The report -- commissioned by the Foundation for Information Policy Research (FIPR) and written by encryption expert Dr Brian Gladman -- claims the government has woefully miscalculated the cost and complexity of safe-guarding public encryption keys.
According to Gladman, the government hasn't planned where it will keep seized keys, which will leave individual's encryption keys vulnerable to theft and misuse, and also present a huge bill to taxpayers. "It will be measured in hundreds of millions of pounds," he warns.
"The government knows the importance of protecting keys, and yet it has chosen to keep Parliament in the dark," he says. "It is hard not to conclude that this is a desperate attempt to prevent an unworkable policy from collapsing under the weight of its own incompetence."

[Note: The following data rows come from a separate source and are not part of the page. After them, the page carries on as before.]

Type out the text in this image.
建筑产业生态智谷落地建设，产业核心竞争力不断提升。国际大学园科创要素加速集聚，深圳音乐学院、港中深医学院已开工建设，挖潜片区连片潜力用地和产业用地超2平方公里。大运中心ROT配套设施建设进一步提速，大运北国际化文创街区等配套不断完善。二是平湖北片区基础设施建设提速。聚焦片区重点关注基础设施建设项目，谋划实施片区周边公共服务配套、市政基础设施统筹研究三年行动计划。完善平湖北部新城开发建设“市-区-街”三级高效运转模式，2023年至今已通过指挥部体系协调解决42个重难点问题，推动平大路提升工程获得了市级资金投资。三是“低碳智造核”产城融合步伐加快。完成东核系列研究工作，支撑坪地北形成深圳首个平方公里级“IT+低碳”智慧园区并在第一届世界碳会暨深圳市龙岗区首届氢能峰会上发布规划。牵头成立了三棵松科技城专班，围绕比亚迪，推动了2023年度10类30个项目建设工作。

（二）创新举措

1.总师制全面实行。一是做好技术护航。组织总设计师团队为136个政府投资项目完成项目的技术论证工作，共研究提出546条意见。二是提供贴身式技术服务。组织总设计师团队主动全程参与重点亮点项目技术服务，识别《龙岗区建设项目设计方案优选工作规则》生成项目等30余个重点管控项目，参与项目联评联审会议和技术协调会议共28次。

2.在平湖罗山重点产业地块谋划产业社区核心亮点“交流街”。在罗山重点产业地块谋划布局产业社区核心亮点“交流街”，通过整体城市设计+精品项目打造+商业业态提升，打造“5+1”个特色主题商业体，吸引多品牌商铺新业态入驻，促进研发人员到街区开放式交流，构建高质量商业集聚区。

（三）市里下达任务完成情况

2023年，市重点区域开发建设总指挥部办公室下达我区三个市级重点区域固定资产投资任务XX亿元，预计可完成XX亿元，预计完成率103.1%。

The Home Office rejects the questions raised by the report, asserting that the potential security risks and costs have been exaggerated. "We would dismiss this," a spokesman says. "In cases that do require a key, this would be offered the highest level of protection. We would also dismiss the claims about the costs." He could offer no details on how the government intends to store keys and how much this will cost.
Civil liberty experts remain appalled by the bill. The director of FIPR, Caspar Bowden, thinks the government has not done its homework. "Either the Home Office has completely overlooked the issue of technical security for keys seized by a multitude of public authorities, or Parliament is being hopelessly misled about the costs of implementation," he says.
Solicitor Nicholas Bohm believes the system threatens privacy and security. "The government evidently thinks that it will be satisfactory for anyone with a seized key -- from a policeman to a trading standards officer -- to lock a floppy disk away in the top drawer of their desk," he says.